From Wikipedia, the free encyclopedia

Rajeev Alur

Rajeev Alur is an American professor of computer science at the University of Pennsylvania who has made contributions to formal methods, programming languages, and automata theory, including notably the introduction of timed automata (Alur and Dill, 1994) and nested words (Alur and Madhusudan, 2004).

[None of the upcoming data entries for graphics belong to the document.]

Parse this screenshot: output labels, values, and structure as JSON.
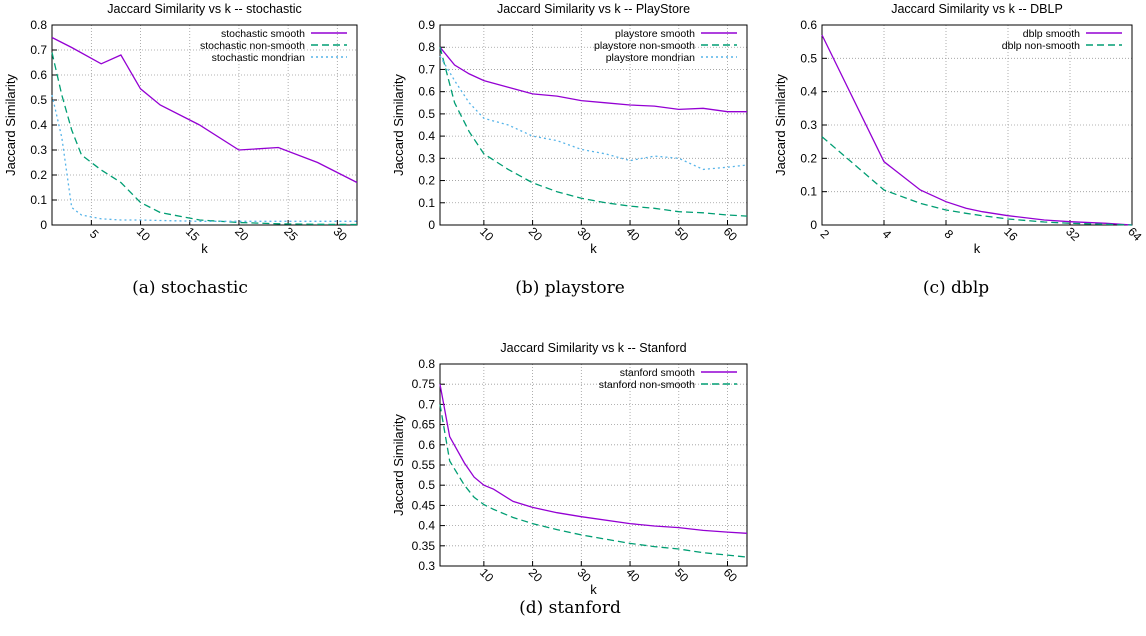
{
  "chart_data": [
    {
      "id": "a",
      "type": "line",
      "title": "Jaccard Similarity vs k -- stochastic",
      "xlabel": "k",
      "ylabel": "Jaccard Similarity",
      "caption": "(a)  stochastic",
      "xlim": [
        1,
        32
      ],
      "ylim": [
        0,
        0.8
      ],
      "xscale": "linear",
      "xticks": [
        5,
        10,
        15,
        20,
        25,
        30
      ],
      "xtick_labels": [
        "5",
        "10",
        "15",
        "20",
        "25",
        "30"
      ],
      "yticks": [
        0,
        0.1,
        0.2,
        0.3,
        0.4,
        0.5,
        0.6,
        0.7,
        0.8
      ],
      "ytick_labels": [
        "0",
        "0.1",
        "0.2",
        "0.3",
        "0.4",
        "0.5",
        "0.6",
        "0.7",
        "0.8"
      ],
      "grid": true,
      "legend_position": "top-right",
      "series": [
        {
          "name": "stochastic smooth",
          "color": "#9400d3",
          "dash": "solid",
          "x": [
            1,
            3,
            6,
            8,
            10,
            12,
            16,
            20,
            24,
            28,
            32
          ],
          "y": [
            0.75,
            0.71,
            0.645,
            0.68,
            0.545,
            0.48,
            0.4,
            0.3,
            0.31,
            0.25,
            0.17
          ]
        },
        {
          "name": "stochastic non-smooth",
          "color": "#009e73",
          "dash": "dashed",
          "x": [
            1,
            2,
            3,
            4,
            6,
            8,
            10,
            12,
            16,
            20,
            24,
            28,
            32
          ],
          "y": [
            0.69,
            0.52,
            0.38,
            0.28,
            0.22,
            0.17,
            0.09,
            0.05,
            0.02,
            0.01,
            0.005,
            0.003,
            0.002
          ]
        },
        {
          "name": "stochastic mondrian",
          "color": "#56b4e9",
          "dash": "dotted",
          "x": [
            1,
            2,
            3,
            4,
            6,
            8,
            10,
            12,
            16,
            20,
            24,
            28,
            32
          ],
          "y": [
            0.52,
            0.35,
            0.07,
            0.04,
            0.025,
            0.02,
            0.02,
            0.018,
            0.015,
            0.015,
            0.015,
            0.015,
            0.015
          ]
        }
      ]
    },
    {
      "id": "b",
      "type": "line",
      "title": "Jaccard Similarity vs k -- PlayStore",
      "xlabel": "k",
      "ylabel": "Jaccard Similarity",
      "caption": "(b)  playstore",
      "xlim": [
        1,
        64
      ],
      "ylim": [
        0,
        0.9
      ],
      "xscale": "linear",
      "xticks": [
        10,
        20,
        30,
        40,
        50,
        60
      ],
      "xtick_labels": [
        "10",
        "20",
        "30",
        "40",
        "50",
        "60"
      ],
      "yticks": [
        0,
        0.1,
        0.2,
        0.3,
        0.4,
        0.5,
        0.6,
        0.7,
        0.8,
        0.9
      ],
      "ytick_labels": [
        "0",
        "0.1",
        "0.2",
        "0.3",
        "0.4",
        "0.5",
        "0.6",
        "0.7",
        "0.8",
        "0.9"
      ],
      "grid": true,
      "legend_position": "top-right",
      "series": [
        {
          "name": "playstore smooth",
          "color": "#9400d3",
          "dash": "solid",
          "x": [
            1,
            4,
            7,
            10,
            15,
            20,
            25,
            30,
            35,
            40,
            45,
            50,
            55,
            60,
            64
          ],
          "y": [
            0.8,
            0.72,
            0.68,
            0.65,
            0.62,
            0.59,
            0.58,
            0.56,
            0.55,
            0.54,
            0.535,
            0.52,
            0.525,
            0.51,
            0.51
          ]
        },
        {
          "name": "playstore non-smooth",
          "color": "#009e73",
          "dash": "dashed",
          "x": [
            1,
            4,
            7,
            10,
            15,
            20,
            25,
            30,
            35,
            40,
            45,
            50,
            55,
            60,
            64
          ],
          "y": [
            0.8,
            0.55,
            0.42,
            0.32,
            0.25,
            0.19,
            0.15,
            0.12,
            0.1,
            0.085,
            0.075,
            0.06,
            0.055,
            0.045,
            0.04
          ]
        },
        {
          "name": "playstore mondrian",
          "color": "#56b4e9",
          "dash": "dotted",
          "x": [
            1,
            4,
            7,
            10,
            15,
            20,
            25,
            30,
            35,
            40,
            45,
            50,
            55,
            60,
            64
          ],
          "y": [
            0.76,
            0.65,
            0.55,
            0.48,
            0.45,
            0.4,
            0.38,
            0.34,
            0.32,
            0.29,
            0.31,
            0.3,
            0.25,
            0.26,
            0.27
          ]
        }
      ]
    },
    {
      "id": "c",
      "type": "line",
      "title": "Jaccard Similarity vs k -- DBLP",
      "xlabel": "k",
      "ylabel": "Jaccard Similarity",
      "caption": "(c)  dblp",
      "xlim": [
        2,
        64
      ],
      "ylim": [
        0,
        0.6
      ],
      "xscale": "log2",
      "xticks": [
        2,
        4,
        8,
        16,
        32,
        64
      ],
      "xtick_labels": [
        "2",
        "4",
        "8",
        "16",
        "32",
        "64"
      ],
      "yticks": [
        0,
        0.1,
        0.2,
        0.3,
        0.4,
        0.5,
        0.6
      ],
      "ytick_labels": [
        "0",
        "0.1",
        "0.2",
        "0.3",
        "0.4",
        "0.5",
        "0.6"
      ],
      "grid": true,
      "legend_position": "top-right",
      "series": [
        {
          "name": "dblp smooth",
          "color": "#9400d3",
          "dash": "solid",
          "x": [
            2,
            4,
            6,
            8,
            10,
            12,
            16,
            24,
            32,
            48,
            64
          ],
          "y": [
            0.57,
            0.19,
            0.105,
            0.07,
            0.05,
            0.04,
            0.028,
            0.015,
            0.01,
            0.005,
            0.0
          ]
        },
        {
          "name": "dblp non-smooth",
          "color": "#009e73",
          "dash": "dashed",
          "x": [
            2,
            4,
            6,
            8,
            10,
            12,
            16,
            24,
            32,
            48,
            64
          ],
          "y": [
            0.265,
            0.105,
            0.065,
            0.045,
            0.035,
            0.028,
            0.018,
            0.009,
            0.005,
            0.002,
            0.0
          ]
        }
      ]
    },
    {
      "id": "d",
      "type": "line",
      "title": "Jaccard Similarity vs k -- Stanford",
      "xlabel": "k",
      "ylabel": "Jaccard Similarity",
      "caption": "(d)  stanford",
      "xlim": [
        1,
        64
      ],
      "ylim": [
        0.3,
        0.8
      ],
      "xscale": "linear",
      "xticks": [
        10,
        20,
        30,
        40,
        50,
        60
      ],
      "xtick_labels": [
        "10",
        "20",
        "30",
        "40",
        "50",
        "60"
      ],
      "yticks": [
        0.3,
        0.35,
        0.4,
        0.45,
        0.5,
        0.55,
        0.6,
        0.65,
        0.7,
        0.75,
        0.8
      ],
      "ytick_labels": [
        "0.3",
        "0.35",
        "0.4",
        "0.45",
        "0.5",
        "0.55",
        "0.6",
        "0.65",
        "0.7",
        "0.75",
        "0.8"
      ],
      "grid": true,
      "legend_position": "top-right",
      "series": [
        {
          "name": "stanford smooth",
          "color": "#9400d3",
          "dash": "solid",
          "x": [
            1,
            3,
            6,
            8,
            10,
            12,
            16,
            20,
            25,
            30,
            40,
            45,
            50,
            55,
            60,
            64
          ],
          "y": [
            0.75,
            0.62,
            0.555,
            0.52,
            0.5,
            0.49,
            0.46,
            0.445,
            0.432,
            0.422,
            0.405,
            0.399,
            0.395,
            0.388,
            0.384,
            0.381
          ]
        },
        {
          "name": "stanford non-smooth",
          "color": "#009e73",
          "dash": "dashed",
          "x": [
            1,
            3,
            6,
            8,
            10,
            12,
            16,
            20,
            25,
            30,
            40,
            45,
            50,
            55,
            60,
            64
          ],
          "y": [
            0.7,
            0.56,
            0.5,
            0.47,
            0.452,
            0.44,
            0.42,
            0.405,
            0.39,
            0.377,
            0.356,
            0.348,
            0.342,
            0.333,
            0.327,
            0.322
          ]
        }
      ]
    }
  ]
}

Prof. Alur was born in Pune. He obtained his bachelor's degree in computer science from the Indian Institute of Technology Kanpur in 1987, and his Ph.D. in computer science from Stanford University in 1991. Before joining the University of Pennsylvania in 1997, he was with the Computing Science Research Center at Bell Laboratories. His research has included formal modeling and analysis of reactive systems, hybrid systems, model checking, software verification, design automation for embedded software, and program synthesis. He is a Fellow of the ACM, [1] a Fellow of the IEEE, and has served as the chair of ACM SIGBED (Special Interest Group on Embedded Systems). He holds the title of Zisman Family Professor at UPenn since 2003. [2]

Awards and honors

  • A CAREER award from the US National Science Foundation. [3]
  • The 2008 Computer Aided Verification Award for fundamental contributions to the theory of real-time systems verification (with David Dill). [4]
  • The 2010 LICS (IEEE Symposium on Logic in Computer Science) Test-of-Time award for the 1990 paper "Model-checking for real-time systems" (with David Dill and Costas Courcoubetis). [5]
  • The 2016 Alonzo Church Award with David Dill "for their invention of timed automata, a decidable model of real-time systems, which combines a novel, elegant, deep theory with widespread practical impact." [6]

References

  1. ^ "Rajeev Alur". ACM Fellows. ACM. 2007. Retrieved 23 January 2010. For contributions to the specification and verification of reactive and hybrid systems.
  2. ^ "Zisman Family Professor of CIS: Rajeev Alur". University of Pennsylvania Almanac. Almanac, Vol. 50, No. 12, November 11, 2003. Retrieved 16 October 2021.
  3. ^ "CAREER: Computer-Aided Verification of Reactive Systems". NSF Award Search, Award #9734115. National Science Foundation. Retrieved 16 October 2021.
  4. ^ "The 2008 CAV Award". CAV 2008: 20th International Conference on Computer Aided Verification. Princeton University. Retrieved 16 October 2021.
  5. ^ "LICS Test-of-Time award". For the pioneer work in the model checking of real-time systems.
  6. ^ "The 2016 Alonzo Church Award for Outstanding Contributions to Logic and Computation". SIGLOG. ACM Special Interest Group on Logic and Computation. Retrieved 16 October 2021.